Could monomials be handled natively from SAT solvers?

I recently got a question that intrigued me:

I am new to this SAT solving world but I was wondering whether you thought considerable speedups were possible for crypto type problems (multivariate polys over GF(2)) by simply never converting the problem to cnf at all and thereby avoiding the combinatorial explosion that results in the conversion process. That is using the original xor formulation.

First of all, the question is a follow-up to xor-clauses: they implement XOR-s natively. Using them avoids a number of problems relating to the increase of variables. Why not implement monomials (i.e. “a*b” or “a*b*c”, where “*” is binary AND and variables are binary) natively? They are the only thing left to do. Personally, I am not overly optimistic about them, though. Let me got through some of my reasons here.
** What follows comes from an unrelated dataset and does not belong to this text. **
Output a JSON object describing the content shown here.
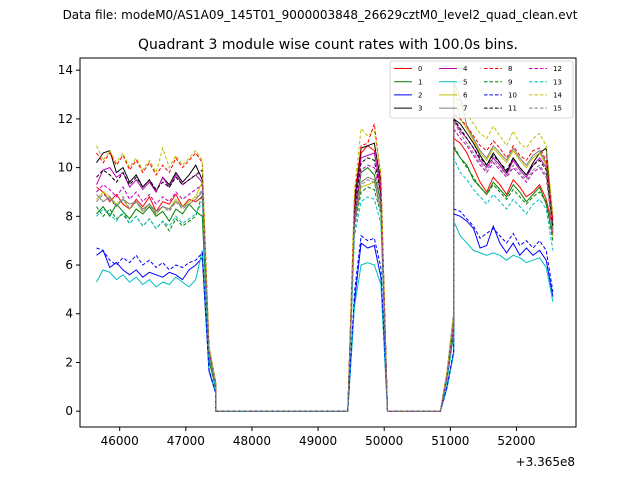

Firstly, the “exponential explosion” expressed in the question is in fact much less existent than people tend to think. The reason is that the intelligent variable activity heuristics, unit propagation, and conflict generation tend to take care of a lot of potential problems. Since the propagation of a variable will entail the propagation of many others (it depends, for crypto, around ~100), there is no real explosion, since there is not really 2^n, but more like 2^(n/100) combinations that need to be explored. This argumentation takes away some of the potential benefits that native monomials could bring.

The real problem, though, is the following. By moving monomials into cryptominisat and thus potentially speeding up the solving, conflict generation could become much more complex. So, if moving to an internal monomial representation entails making a mess of conflict generation, then using monomials internally may only make the solving slower.

Another reason that native monomials may not speed up solving so much, is that a lot of clauses inserted when converting monomials are binary clauses, which are extremely well dealt with in the CNF world — it would be hard to do it any better.

As a last, but very minor point, using monomials would increase the complexity of the program, which would mean not only a lot of man-hours lost debugging it, but also a loss of performance due to a (probably non-negligible) increase of instruction cache misses.

Oh well, so those are my reasons. I would be interested if someone has some comments on these, though.